Fired for expressing beliefs

“In an attempt to curtail discrimination based upon someone’s sexual expression, religious discrimination often erupts within the workplace,” Miller continued.

“Employees may be terminated for expressing their religious beliefs in the workplace and be subject to discrimination.”

Miller laid out three criteria for creating protected classes, which he said are the ones recognized by courts: immutable characteristic, economic disenfranchisement, and political powerlessness.

Miller said homosexuality doesn’t qualify as any of the three.

Goodman, who is Jewish, has talked extensively to reporters about his father’s experience with religious discrimination when he graduated from law school. He says it is the main reason why he is co-sponsoring EHEA.

He seized on Miller’s criteria.

“Would that have been the right argument to make to my father?”

Miller did not directly answer the question. Instead, he gave reasons why government might need to step in if there is economic disparity.

“Whether your father met all of these, I don’t know the circumstance,” Miller said.

Religion is not immutable

Later, Miller told a reporter that religion, though not an immutable characteristic, should be a protected class because “it’s in the Constitution.”

“Sexual orientation is not in the Constitution,” Miller said.

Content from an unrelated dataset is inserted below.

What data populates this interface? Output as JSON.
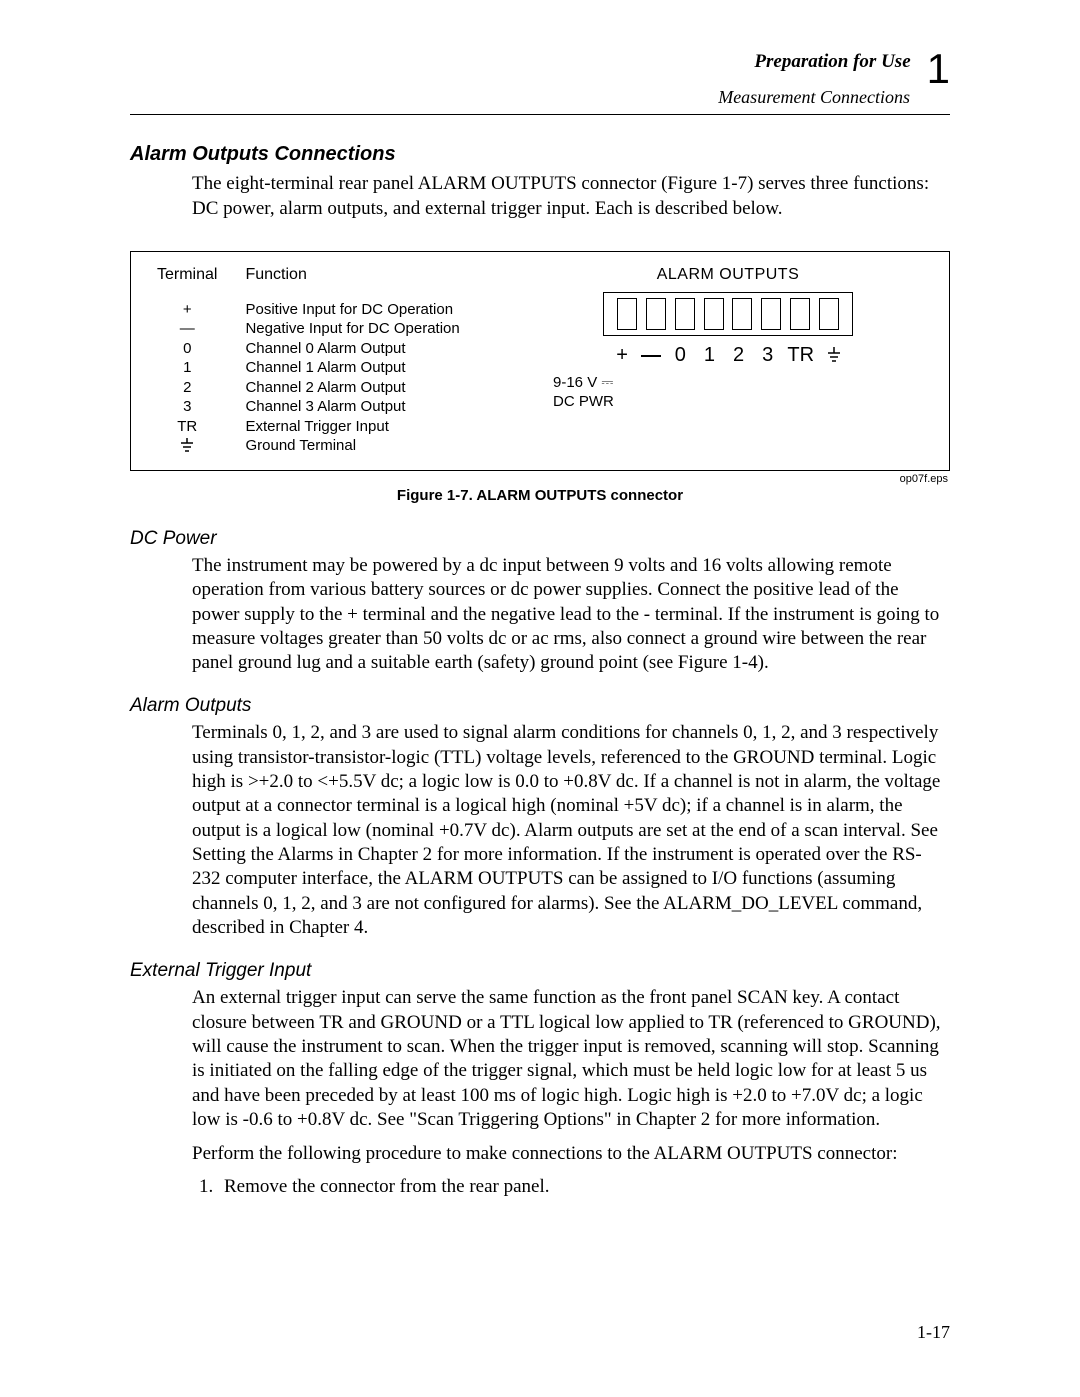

Asked if there is discrimination based on sexual orientation, Miller said, “There very well may be. I have heard stories.”

“But I will never agree that sexual orientation is immutable,” Miller said.

Ohio Christian Alliance president Chris Long submitted written testimony in opposition to EHEA.

Goodman said he intends to treat EHEA like he treats all measures before his committee.

“I’m trying hard to treat it like any other bill that comes through,” Goodman said. “I’m going to try to get it as much in front of the committee as I can.”

“Some bills, especially Democrats’ bills, get sponsor testimony, and that’s all. This one merits hearings and potentially more,” Goodman concluded.